Sound — 8
Meat Puppets are undoubtedly best known for starring in Nirvana's hallowed unplugged concert in 1993, so listeners can be forgiven for expecting another Sub Pop style grunge band. The Meat Puppets prove to be a much bigger curiosity than this, serving up offbeat folk romps and often coming across as a spoof act.
Many tracks on the album are less than 3 minutes long, adding to little more than a half hour running time. A couple of the tracks are instrumentals, most notably "Aurora Borealis," an album highlight and a good example of the band's overall sound. The chugging riff and beat, punctuated with fluttering, phaser-soaked leads, slots with the "Lake of Fire" formula. Quasi-psychedelic blues overtones achieved via delay and phaser are a staple throughout, as are rambling basslines and singer Curt Kirkwood's nasal, deliberately indifferent drawl. There are a couple of heavier punk tunes, including the opener "Split Myself in Two," which proves to be a red herring.

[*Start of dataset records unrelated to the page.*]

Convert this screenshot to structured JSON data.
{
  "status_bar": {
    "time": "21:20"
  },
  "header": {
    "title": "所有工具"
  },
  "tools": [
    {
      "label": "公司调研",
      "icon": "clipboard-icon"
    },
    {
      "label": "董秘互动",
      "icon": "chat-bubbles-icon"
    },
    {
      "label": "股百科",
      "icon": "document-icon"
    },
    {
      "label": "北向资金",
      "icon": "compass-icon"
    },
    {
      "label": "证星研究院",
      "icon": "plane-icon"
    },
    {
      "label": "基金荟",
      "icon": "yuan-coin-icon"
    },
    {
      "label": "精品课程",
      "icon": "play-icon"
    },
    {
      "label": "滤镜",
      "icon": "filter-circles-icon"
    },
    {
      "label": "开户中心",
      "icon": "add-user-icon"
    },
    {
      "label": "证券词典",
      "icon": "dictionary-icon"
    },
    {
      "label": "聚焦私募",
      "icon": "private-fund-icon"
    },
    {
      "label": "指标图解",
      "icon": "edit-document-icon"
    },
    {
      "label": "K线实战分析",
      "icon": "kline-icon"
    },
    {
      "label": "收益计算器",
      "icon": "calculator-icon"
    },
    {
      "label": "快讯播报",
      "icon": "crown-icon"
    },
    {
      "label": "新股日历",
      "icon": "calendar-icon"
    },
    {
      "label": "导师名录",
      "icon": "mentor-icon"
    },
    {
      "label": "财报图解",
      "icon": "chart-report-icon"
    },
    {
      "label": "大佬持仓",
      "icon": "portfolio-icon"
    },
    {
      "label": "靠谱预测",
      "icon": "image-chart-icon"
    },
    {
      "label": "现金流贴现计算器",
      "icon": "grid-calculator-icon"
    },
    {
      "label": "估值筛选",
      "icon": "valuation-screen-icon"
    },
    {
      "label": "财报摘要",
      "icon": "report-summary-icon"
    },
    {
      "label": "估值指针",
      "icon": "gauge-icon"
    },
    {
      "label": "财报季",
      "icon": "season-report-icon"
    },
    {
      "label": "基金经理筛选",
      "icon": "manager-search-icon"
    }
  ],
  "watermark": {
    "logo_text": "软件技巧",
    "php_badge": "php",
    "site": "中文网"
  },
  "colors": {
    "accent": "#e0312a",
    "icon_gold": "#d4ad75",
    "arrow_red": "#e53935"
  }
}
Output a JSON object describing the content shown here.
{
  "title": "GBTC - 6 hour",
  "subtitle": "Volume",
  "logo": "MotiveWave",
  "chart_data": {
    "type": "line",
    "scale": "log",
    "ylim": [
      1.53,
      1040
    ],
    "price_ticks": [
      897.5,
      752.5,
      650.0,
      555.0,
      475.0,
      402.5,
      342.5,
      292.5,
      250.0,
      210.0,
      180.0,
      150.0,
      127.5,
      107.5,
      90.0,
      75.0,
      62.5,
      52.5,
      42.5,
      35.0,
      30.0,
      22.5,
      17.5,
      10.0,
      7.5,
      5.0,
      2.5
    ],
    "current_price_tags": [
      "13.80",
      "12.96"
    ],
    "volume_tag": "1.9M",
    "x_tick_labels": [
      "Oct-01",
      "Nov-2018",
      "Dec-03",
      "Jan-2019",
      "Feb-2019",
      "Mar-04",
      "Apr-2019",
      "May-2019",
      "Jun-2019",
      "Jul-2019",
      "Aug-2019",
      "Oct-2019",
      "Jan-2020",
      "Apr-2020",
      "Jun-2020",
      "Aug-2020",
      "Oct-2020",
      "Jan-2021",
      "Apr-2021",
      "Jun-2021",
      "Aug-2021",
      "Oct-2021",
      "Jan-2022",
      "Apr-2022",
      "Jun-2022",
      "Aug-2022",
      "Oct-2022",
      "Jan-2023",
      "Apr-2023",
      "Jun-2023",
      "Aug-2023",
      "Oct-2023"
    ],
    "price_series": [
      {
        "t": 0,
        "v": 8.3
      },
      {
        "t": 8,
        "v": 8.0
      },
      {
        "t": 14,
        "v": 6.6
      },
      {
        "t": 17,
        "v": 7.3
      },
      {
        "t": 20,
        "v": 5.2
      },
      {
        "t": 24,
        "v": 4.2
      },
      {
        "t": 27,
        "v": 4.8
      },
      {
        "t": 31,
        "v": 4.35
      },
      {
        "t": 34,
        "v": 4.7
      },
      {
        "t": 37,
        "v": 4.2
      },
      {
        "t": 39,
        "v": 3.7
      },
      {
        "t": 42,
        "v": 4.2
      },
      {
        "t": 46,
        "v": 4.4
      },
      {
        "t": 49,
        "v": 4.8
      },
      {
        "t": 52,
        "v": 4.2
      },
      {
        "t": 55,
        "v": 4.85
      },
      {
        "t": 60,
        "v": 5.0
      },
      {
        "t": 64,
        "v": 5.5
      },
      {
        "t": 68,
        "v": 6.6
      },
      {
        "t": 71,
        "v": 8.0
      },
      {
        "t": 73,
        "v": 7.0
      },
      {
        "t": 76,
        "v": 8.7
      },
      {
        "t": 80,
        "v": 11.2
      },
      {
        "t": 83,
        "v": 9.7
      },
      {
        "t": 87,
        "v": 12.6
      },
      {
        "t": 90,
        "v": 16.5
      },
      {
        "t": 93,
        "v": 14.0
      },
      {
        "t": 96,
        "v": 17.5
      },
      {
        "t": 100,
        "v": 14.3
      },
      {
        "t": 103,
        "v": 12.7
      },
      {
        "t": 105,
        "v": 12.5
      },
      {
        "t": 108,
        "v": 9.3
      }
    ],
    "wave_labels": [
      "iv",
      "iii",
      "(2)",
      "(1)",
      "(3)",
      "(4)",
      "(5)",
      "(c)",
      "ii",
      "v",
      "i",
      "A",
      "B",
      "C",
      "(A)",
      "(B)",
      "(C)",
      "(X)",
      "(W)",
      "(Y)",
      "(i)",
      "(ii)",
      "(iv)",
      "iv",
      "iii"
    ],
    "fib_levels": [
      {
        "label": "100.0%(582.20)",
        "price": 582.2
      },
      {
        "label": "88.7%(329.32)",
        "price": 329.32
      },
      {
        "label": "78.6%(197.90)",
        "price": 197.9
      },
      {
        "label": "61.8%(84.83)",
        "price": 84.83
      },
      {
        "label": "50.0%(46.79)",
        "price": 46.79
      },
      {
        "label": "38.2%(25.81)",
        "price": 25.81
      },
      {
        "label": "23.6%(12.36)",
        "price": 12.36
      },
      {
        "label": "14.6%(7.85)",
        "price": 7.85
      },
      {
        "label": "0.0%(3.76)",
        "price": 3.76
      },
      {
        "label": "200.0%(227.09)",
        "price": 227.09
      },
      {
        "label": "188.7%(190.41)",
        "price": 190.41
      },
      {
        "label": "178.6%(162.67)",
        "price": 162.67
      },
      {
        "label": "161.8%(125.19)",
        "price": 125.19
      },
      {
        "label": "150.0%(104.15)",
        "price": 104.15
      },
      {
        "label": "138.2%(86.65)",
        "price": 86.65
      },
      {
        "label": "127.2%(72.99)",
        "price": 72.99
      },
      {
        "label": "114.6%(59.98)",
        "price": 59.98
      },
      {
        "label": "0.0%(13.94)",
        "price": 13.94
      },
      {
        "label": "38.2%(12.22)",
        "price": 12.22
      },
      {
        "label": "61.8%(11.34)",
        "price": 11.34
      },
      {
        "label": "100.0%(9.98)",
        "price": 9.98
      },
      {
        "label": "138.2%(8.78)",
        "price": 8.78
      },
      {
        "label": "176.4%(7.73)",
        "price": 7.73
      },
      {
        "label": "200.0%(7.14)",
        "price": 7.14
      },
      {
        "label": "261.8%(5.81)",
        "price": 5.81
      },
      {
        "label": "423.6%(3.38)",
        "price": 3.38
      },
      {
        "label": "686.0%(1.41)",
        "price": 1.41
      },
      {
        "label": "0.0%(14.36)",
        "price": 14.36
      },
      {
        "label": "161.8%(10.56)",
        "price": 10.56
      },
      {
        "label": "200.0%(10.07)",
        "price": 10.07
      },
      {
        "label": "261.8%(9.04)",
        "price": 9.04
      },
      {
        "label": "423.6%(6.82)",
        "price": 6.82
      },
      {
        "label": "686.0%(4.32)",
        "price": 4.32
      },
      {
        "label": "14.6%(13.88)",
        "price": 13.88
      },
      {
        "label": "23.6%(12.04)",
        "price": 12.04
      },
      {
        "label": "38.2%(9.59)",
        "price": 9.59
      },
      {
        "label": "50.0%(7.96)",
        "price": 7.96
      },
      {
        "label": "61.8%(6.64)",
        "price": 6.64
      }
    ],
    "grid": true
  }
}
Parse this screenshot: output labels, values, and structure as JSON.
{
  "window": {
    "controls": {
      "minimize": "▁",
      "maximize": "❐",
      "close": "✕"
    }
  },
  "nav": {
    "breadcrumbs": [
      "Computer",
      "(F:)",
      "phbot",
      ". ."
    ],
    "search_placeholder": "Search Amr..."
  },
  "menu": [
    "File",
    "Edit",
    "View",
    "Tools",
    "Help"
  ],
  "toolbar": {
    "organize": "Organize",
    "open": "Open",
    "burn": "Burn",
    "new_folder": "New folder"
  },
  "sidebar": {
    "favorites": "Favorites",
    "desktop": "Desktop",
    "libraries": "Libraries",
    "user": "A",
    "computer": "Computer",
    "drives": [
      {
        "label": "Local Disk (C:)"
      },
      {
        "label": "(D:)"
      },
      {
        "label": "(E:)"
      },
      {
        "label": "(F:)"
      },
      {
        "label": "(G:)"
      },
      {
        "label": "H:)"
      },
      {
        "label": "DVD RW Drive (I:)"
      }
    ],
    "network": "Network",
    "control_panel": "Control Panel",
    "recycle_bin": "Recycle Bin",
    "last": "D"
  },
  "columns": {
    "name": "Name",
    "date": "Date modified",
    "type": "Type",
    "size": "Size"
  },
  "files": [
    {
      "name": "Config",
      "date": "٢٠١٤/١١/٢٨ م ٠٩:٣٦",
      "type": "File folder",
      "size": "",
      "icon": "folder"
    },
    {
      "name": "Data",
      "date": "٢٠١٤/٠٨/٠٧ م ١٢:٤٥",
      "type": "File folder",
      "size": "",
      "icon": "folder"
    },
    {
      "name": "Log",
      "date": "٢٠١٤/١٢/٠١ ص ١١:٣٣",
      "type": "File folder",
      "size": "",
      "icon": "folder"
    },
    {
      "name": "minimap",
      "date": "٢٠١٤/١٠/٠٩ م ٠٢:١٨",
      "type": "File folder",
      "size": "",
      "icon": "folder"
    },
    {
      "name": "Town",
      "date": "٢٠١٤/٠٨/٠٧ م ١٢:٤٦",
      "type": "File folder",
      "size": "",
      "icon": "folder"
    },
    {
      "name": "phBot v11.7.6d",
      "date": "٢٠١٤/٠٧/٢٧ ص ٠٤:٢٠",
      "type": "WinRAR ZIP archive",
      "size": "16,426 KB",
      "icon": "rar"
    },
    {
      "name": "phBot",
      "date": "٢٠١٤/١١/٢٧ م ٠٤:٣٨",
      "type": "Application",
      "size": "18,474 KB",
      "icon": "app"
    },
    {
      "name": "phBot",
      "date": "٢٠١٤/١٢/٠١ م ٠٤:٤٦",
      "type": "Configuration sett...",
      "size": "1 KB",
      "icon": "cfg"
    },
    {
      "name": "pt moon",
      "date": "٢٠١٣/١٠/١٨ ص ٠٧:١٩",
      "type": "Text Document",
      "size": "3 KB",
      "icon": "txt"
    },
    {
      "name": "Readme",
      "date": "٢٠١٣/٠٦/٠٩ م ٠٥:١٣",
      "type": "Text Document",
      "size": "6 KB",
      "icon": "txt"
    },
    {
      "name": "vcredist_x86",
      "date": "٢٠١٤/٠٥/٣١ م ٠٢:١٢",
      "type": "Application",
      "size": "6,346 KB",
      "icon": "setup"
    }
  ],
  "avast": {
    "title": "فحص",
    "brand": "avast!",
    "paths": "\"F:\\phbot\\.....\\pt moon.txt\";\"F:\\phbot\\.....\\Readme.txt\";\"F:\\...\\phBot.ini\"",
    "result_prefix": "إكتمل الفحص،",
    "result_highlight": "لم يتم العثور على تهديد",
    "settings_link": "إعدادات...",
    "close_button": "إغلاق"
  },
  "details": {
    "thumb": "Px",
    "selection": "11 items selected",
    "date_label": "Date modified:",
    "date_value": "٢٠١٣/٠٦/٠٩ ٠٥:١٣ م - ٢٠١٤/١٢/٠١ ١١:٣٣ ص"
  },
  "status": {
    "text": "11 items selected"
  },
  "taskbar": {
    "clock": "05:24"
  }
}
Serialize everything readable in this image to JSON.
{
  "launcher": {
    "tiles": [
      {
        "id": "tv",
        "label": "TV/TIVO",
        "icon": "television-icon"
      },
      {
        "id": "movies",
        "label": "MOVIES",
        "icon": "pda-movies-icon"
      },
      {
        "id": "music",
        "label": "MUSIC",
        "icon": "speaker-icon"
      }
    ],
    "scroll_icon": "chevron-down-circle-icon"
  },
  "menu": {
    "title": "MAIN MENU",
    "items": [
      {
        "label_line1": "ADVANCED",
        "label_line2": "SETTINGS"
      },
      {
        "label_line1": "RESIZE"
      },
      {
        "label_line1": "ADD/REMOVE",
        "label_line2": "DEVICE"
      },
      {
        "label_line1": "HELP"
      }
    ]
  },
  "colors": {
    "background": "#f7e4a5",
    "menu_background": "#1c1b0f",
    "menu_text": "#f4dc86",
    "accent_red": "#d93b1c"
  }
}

These couple of punk tracks aren't in conflict with the mellower songs on the album, as they are united by the band's faux-folk storytelling approach and slacker sound, but its important to note that the few punk tracks merely make up the numbers and aren't representative of the album's heart.
Lyrics — 7
This is not a confessional, political or commercial album. Lyrics mostly borrow from the mundane lived experience, often using domestic props such as the bucket and mop in "Plateau" and the clutter on the table in "Climbing." At its best the lyrics are introspective, with the clever line "time doesn't exist but its playing on my mind" from "Climbing," and "Oh Me" and "Plateau" sounding like an existential crisis. Meat Puppets are definitely products of an apathetic and cynical age, and I would pinpoint the lack of ambition or a coherent message in their songs as why it's so averse to the mainstream market. Before Nirvana, this band can't have been very commercially viable, but now the situation has flipped, many are opposed to the avalanche of what we call whiny, hipster bands, which would perhaps be this band's embodiment were it not for their bit of extra musical flavouring.
Overall Impression — 7
The album is inoffensive but dispensable to the modern listener, until fourth track "Plateau" picks up the quality considerably. I imagine changing times and trends have definitely effected perception of this album. To me, Meat Puppets, save a handful of tracks, do not feel as wild and rebellious as they probably did to a young Cobain, as the grunge movement subverted expectations and made nerd rock the norm. This is similar to how I feel listening to the Pixies in 2014 - they are ok, have their moments of brilliance, but I am dubious about people born after the '70s referencing them as a favourite band. For what reason? Perhaps our struggle to satirize a world that has purged the depths of self-consciousness to the point of apathy is the real root of rock 'n' roll's cultural redundancy, as absurdism, anti-music and anti-culture have become well-trodden terrain. The band's blasé persona doesn't detract from the fact there are some real nuggets here lyrically and especially musically, though I am undecided whether their kitsch style is genius or a little too contrived, and the album doesn't consistently meet the quality of "Plateau," "Lake of Fire," "Oh Me" and "Aurora Borealis."